THE FIRST BOOK OF MOSES, CALLED

GENESIS.

ARGUMENT.

IT may not be improper to observe, before we enter on the work of illustrating the Sacred Volume, that the Holy Scriptures, or Holy Writings, are termed the BIBLE, or Book, (from the Greek Βιβλος by way of eminence, as they constitute the best book that ever was written. The great things of God’s law and gospel are here recorded, that they might be reduced to a greater certainty, might spread farther, remain longer, and be transmitted to distant places and ages more pure and entire, than possibly they could be by tradition. That part of the Bible which we call the OLD TESTAMENT contains the acts and monuments of the church of God from the creation almost to the coming of Christ in the flesh, which was about four thousand years: the truths then revealed, the laws enacted, the prophecies given, and the chief events that concerned the church. This is called a Testament, or Covenant, because it was a declaration of the will of God concerning man in a federal way, and had its force from the designed death of the great Testator, “the Lamb slain from the foundation of the world,”

Revelation 13:8. It is called the Old Testament with relation to the New, which doth not cancel, but crown and perfect it, by bringing in that better hope which was typified and foretold in it.

This part of the Old Testament we call the PENTATEUCH, or five-fold volume, because it contains the five books of Moses. These books were, probably, the first that ever were written; for we hear no mention of any writing in all the book of Genesis, nor till God bid Moses write, Exodus 17:14. However, we are sure these books are the most ancient writings extant.

The first of them, named in the Hebrew, from the first word, Bereshith, but which we call Genesis, Moses probably wrote either while he was a shepherd in Midian, or rather, after he had been on the mount with God. And as he framed the tabernacle, so he did the more excellent and durable frame of this book, according to the pattern shown him in the mount; into which it is better to resolve the certainty of the things contained therein, than into any tradition that might be handed down to the family of Jacob.
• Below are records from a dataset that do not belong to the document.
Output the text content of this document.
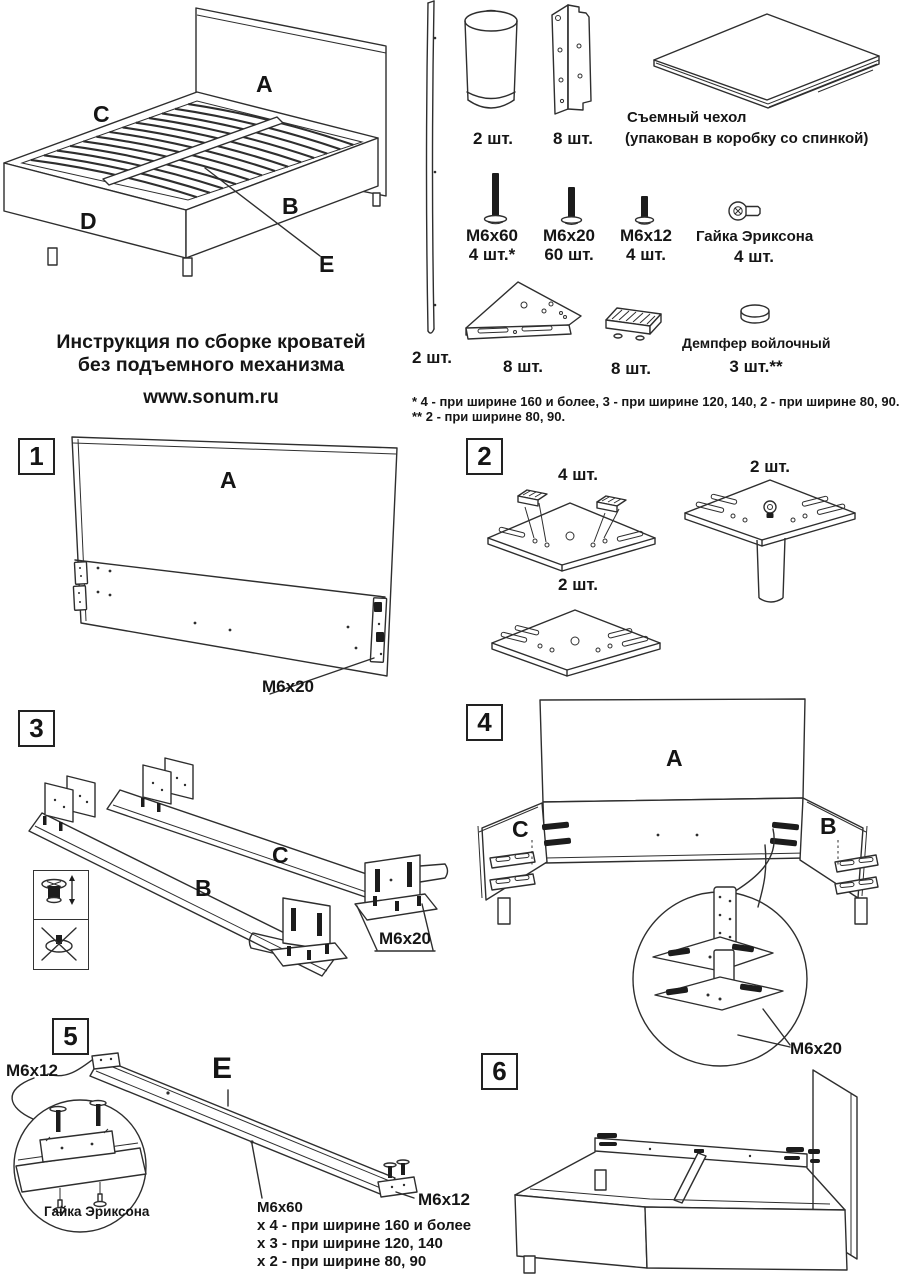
A
C
B
D
E
Инструкция по сборке кроватей
без подъемного механизма
www.sonum.ru
2 шт.
2 шт.	8 шт.
Съемный чехол
(упакован в коробку со спинкой)
М6х60
4 шт.*
М6х20
60 шт.
М6х12
4 шт.
Гайка Эриксона
4 шт.
8 шт.	8 шт.
Демпфер войлочный
3 шт.**
* 4 - при ширине 160 и более, 3 - при ширине 120, 140, 2 - при ширине 80, 90.
** 2 - при ширине 80, 90.
1
A
М6х20
2
4 шт.
2 шт.
2 шт.
3
C
B
М6х20
4
A
C	B
М6х20
5
М6х12	E
Гайка Эриксона	М6х60
х 4 - при ширине 160 и более
х 3 - при ширине 120, 140
х 2 - при ширине 80, 90
М6х12
6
GENESIS is a name borrowed from the Greek: it signifies the original, or generation. Fitly is this book so called; for it is a narrative of originals and generations: the creation of all things; the original happiness and fall of mankind; the entrance of sin and death into the world; the fate of Adam and his posterity before the flood; the general corruption of the human race, and the deluge sent to punish it; the preservation of Noah and his family in the ark, and their repeopling the earth; the invention of arts, the rise of nations, and the confounding of languages; and especially the planting of the church, and the state of it in its early days, with God’s marvellous providences toward the families of Lot and Nahor, of Abraham, Isaac, Jacob, and Joseph, and their improvement of the same. In short, it contains a divinely-inspired, and therefore perfectly authentic history of the great and surprising events of two thousand three hundred and sixty-nine years. The beginning of the New Testament is also called GENESIS, Matthew 1:1: “The Book of the GENESIS, or GENERATION, of Jesus Christ.” Lord, open thou our eyes, that we may see the wondrous things of thy LAW and GOSPEL!